Findings indicate that anti-patterns in students’ written code do not uniformly reflect conceptual gaps in understanding code structure. For returning-boolean patterns, many students revised to expert structure when merely prompted to attend to style, consistent with theories suggesting more knowledge is available during evaluation than production and that deliberate attention influences performance. However, unique vs. repeated code demands broader refactoring over longer code sequences, posing greater cognitive load and lower success rates; this aligns with prior work identifying simplification of complex control structures as challenging. Code writing, editing, and revising measure related but distinct facets of knowledge and skill; writing style is only a weak predictor of editing, and functionality does not predict revision success. Incorporating additional measures—recognition of expert style and readability preferences—improves prediction but still leaves substantial unexplained variance, reinforcing that multiple assessment modes are necessary. Educators and tool designers should avoid inferring deep misconceptions solely from anti-pattern counts and should consider targeted support where structural refactoring is more complex (e.g., removing duplication across branches).

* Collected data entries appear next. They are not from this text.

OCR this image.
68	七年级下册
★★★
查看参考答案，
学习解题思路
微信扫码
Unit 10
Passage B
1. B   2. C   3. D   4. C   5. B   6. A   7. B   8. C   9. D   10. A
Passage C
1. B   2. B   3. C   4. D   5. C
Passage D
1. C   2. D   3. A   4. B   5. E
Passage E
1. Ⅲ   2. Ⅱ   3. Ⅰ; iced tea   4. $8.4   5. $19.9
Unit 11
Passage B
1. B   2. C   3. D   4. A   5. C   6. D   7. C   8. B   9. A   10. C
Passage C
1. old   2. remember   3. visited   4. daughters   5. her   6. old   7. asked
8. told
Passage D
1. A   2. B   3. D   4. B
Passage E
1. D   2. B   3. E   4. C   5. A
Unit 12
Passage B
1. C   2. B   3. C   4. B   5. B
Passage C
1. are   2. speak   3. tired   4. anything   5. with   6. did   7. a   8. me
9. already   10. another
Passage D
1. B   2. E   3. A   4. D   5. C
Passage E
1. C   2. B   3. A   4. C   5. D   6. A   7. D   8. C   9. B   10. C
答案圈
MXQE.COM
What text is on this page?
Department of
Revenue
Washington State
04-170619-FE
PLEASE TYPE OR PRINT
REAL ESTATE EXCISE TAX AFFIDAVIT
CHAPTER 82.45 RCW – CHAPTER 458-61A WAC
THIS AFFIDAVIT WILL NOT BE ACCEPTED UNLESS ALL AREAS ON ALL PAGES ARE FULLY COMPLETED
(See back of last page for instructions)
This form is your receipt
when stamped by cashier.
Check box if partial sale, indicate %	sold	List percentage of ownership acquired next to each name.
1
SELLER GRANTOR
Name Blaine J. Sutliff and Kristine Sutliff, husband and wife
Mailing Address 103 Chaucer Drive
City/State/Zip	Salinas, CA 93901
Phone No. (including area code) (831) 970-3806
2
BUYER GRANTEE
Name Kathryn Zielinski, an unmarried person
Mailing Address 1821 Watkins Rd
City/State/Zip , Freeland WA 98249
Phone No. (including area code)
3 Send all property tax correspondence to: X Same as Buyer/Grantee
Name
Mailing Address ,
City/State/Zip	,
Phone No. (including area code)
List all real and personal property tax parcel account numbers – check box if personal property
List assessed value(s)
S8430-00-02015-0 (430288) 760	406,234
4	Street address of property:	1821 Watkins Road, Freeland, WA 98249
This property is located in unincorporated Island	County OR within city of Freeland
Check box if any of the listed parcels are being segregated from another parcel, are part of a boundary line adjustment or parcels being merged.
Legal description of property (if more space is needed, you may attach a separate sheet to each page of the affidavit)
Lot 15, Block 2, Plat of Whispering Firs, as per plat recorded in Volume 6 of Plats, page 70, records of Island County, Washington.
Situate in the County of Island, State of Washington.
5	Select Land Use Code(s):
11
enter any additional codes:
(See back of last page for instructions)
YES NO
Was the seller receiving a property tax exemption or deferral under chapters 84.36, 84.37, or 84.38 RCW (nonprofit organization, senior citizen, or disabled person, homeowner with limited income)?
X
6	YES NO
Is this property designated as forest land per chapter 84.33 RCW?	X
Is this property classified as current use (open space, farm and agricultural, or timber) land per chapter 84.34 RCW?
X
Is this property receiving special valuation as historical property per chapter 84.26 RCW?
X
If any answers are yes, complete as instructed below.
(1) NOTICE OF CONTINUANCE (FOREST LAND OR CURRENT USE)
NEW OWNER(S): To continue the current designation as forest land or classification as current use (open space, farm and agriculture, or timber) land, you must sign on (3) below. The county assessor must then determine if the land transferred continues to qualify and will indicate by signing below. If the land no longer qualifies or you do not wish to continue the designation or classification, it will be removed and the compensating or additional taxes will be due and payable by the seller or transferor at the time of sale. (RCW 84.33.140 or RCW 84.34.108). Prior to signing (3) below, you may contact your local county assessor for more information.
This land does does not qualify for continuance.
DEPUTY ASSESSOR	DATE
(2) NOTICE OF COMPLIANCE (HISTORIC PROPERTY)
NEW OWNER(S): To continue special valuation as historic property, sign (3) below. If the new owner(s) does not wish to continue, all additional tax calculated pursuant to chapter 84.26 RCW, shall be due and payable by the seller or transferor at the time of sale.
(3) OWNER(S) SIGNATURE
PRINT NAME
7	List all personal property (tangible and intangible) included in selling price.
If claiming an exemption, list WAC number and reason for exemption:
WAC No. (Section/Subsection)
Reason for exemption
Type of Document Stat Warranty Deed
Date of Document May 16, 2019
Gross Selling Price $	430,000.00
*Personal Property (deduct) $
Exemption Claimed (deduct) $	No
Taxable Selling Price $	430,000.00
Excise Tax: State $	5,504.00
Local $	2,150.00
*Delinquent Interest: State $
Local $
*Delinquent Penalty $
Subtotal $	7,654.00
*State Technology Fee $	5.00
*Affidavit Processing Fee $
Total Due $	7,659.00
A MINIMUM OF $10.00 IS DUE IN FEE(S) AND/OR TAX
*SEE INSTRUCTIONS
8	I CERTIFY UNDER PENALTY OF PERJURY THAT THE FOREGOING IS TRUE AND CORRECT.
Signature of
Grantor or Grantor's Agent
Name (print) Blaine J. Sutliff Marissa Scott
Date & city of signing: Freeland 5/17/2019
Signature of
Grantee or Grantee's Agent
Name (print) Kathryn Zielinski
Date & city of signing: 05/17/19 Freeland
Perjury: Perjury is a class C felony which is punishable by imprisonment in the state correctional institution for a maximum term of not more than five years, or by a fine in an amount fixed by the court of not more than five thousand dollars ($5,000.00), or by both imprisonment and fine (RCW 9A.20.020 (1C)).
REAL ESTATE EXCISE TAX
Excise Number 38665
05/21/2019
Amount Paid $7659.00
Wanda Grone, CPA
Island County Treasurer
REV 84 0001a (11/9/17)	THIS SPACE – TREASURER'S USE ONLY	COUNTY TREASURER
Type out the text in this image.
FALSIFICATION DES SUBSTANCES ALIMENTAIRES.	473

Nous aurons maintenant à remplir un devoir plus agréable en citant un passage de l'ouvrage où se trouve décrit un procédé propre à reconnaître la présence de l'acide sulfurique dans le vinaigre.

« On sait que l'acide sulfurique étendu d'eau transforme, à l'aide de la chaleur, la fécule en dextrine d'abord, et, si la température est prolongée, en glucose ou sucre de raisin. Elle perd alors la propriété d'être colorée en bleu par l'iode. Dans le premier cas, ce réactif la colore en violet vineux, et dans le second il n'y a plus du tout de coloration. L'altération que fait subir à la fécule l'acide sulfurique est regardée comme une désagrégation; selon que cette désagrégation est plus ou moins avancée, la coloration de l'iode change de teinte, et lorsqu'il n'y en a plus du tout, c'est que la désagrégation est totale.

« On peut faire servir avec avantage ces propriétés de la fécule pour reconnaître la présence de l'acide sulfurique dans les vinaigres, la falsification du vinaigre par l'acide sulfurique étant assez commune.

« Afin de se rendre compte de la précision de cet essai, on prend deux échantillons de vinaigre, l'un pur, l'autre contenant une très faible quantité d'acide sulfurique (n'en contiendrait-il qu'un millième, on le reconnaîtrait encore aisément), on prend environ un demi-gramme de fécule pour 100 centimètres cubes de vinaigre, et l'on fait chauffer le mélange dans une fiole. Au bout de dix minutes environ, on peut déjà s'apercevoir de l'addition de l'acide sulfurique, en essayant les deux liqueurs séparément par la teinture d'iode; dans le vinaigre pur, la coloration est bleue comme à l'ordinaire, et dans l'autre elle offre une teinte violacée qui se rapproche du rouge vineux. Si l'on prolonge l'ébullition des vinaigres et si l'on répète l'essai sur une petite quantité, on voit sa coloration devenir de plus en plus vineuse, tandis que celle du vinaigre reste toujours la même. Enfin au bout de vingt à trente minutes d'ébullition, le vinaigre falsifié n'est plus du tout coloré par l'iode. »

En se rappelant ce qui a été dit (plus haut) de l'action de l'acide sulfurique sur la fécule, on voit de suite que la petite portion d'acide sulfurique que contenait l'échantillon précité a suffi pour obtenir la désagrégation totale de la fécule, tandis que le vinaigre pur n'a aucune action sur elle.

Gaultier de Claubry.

Assessing 328 intermediate CS students across writing, editing, and revising tasks on three code structure topics shows that code writing alone provides an incomplete picture of students’ knowledge. Many students who initially wrote alternatively-structured code revised successfully without instruction for returning-boolean patterns, and a substantial minority edited others’ code correctly. Writing style weakly predicts editing success, while recognition of expert style and readability judgments add predictive value. A constellation of tasks—writing, editing, revising, and preference/identification—yields a more accurate assessment of students’ understanding of programming patterns. Future work should extend to additional structures and contexts, refine automated detection of anti-patterns (especially for duplication within branches), explore instructional sequencing prioritizing difficult refactorings, and evaluate ecologically valid settings where students can compile and run code.

The study covered only three control-structure topics selected for ease of automatic detection; results may not generalize to other patterns. Expert structure definitions were based on unanimous agreement of three instructors and may be subjective or context-dependent. The regex-based detector, especially for unique vs. repeated code, had false positives/negatives, complicating analyses. The survey environment prevented compiling/running during the task, possibly discouraging structural edits due to inability to validate functionality. Extra credit irrespective of correctness and the optional, self-paced online setting may have reduced effort or altered behaviors. The first revision prompt signaled that something was wrong, which may not reflect authentic code review scenarios. Short, simple methods may not predict performance on larger, more complex programs. The study cannot disambiguate lack of knowledge from lack of effort or attention.